Pour la discussion avec DR. SPLINT, je vois deux éléments à prendre en compte:
– dans le cas présenté je constate que c’est l’établissement de l’OIM qui repousse le condyle mandibulaire en arrière du disque (ou pour être plus physiologique, qui fait en sorte que la face articulaire du condyle mandibulaire ne soit plus correctement coaptée à la face inférieure du disque). Je ne pense pas qu’une surélévation par une orthèse dans cette position d’OIM permettra un repositionnement mandibulaire (et non discal) orthopédiquement favorable.

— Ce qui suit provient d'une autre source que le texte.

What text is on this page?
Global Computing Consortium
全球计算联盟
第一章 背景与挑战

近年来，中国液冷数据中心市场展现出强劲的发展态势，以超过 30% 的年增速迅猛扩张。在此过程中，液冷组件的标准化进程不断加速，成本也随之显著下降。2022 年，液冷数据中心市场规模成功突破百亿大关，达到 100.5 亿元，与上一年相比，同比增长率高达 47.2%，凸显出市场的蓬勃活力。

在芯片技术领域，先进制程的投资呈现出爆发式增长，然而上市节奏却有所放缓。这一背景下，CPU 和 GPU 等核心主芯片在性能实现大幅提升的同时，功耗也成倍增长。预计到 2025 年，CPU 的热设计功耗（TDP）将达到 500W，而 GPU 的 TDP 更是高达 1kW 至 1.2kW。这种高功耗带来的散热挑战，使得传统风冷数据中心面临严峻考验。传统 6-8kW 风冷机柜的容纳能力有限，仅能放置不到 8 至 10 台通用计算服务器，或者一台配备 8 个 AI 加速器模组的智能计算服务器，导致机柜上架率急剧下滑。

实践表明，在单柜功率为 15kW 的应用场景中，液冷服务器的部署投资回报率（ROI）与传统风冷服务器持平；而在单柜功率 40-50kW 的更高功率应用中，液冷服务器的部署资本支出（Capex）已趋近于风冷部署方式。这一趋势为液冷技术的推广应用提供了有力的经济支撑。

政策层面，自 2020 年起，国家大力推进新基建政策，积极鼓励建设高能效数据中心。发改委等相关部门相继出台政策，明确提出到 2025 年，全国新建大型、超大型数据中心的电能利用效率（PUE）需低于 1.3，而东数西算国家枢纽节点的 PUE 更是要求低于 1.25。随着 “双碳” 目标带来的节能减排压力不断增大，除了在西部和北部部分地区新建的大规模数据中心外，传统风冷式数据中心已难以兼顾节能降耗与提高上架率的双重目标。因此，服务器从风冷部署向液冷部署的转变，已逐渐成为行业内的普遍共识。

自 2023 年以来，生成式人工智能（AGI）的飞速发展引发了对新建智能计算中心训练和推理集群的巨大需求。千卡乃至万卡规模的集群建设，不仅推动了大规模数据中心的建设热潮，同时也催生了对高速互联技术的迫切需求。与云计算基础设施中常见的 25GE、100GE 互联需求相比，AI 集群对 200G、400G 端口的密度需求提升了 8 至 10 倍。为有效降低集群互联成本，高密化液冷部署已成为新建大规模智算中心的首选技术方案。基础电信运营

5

– Selon ma conception de la RC (et je crois que c’est la définition admise par le CNO entre autres) celle ci ne correspond pas à une position plus rétruse. Pour moi en RC les structures articulaires sont convenablement coaptées et la musculature détendue. Dès lors pourquoi ne pas utiliser cette position mandibulaire si l’on veut limiter les contraintes liées à l’OIM?
Dr Splint a dit:
Juin 16, 2012
Pourtant il existe bien un décalage entre OIM et ORC, la RC etant en position retruse?
Par ailleurs j’aime bien l’image de la bequille, j’ajoute egalement celle de l’attelle pour immobiliser l’articulation.
Que pensez vous du cas présenté par ELISA, (cas 029) car celui ci semble correspondre au votre.
marcel glorion a dit:
Juin 16, 2012
Oui il existe, dans ce cas un gros décalage entre OIM et ORC. Mais pourquoi imaginer que la position ORC soit plus rétruse? Il existe bien des situations pour lesquelles la RC met en évidence des contacts dento-dentaires sur les groupes antérieurs. La RC peut être plus rétruse mais il faut surtout la voir en 3D et bilatéralement: le condyle mandibulaire droit ne bouge pas toujours (surtout dans les cas de DAMs) de la même façon que le condyle gauche entre ORC et OIM, et ceci doit être vu dans les trois plans et surtout dans le plan frontal.
J’ai lu attentivement le cas 029 qui effectivement présente des points communs avec celui que je présente. A commencer par la notion de trauma envisagée. Dans le cas 029 l’auteur envisage le rôle causal d’un trauma en ouverture, alors que dans mon cas le trauma est en fermeture: c’est le serrage qui traumatise les stuctures articulaires.
Pour le cas 029 je lis que le praticien examine l’atm par manipulation manuelle. Si je comprends bien c’est lui qui déplace la mandibule. Pour ma part je préfère ne pas déplacer activement la mandibule. Je cherche plutôt à ce qu’elle soit détendue pour palper (au niveau des ATMs) ce qui se passe entre cette position détendue et la position d’OIM (serrage). Les informations sont très importantes et les déplacements intra-articulaires sont objectifs.
Enfin, à la lecture du cas 029 j’ai un peu le sentiment que l’occlusion est oubliée, comme « politiquement incorrecte « . Traiter les éléments musculo-squelettiques de la mandibule sans se pencher sur l’occlusion et les contraintes qu’elle impose au système me semble présomptueux. Mais enfin, nul ne détient la vérité.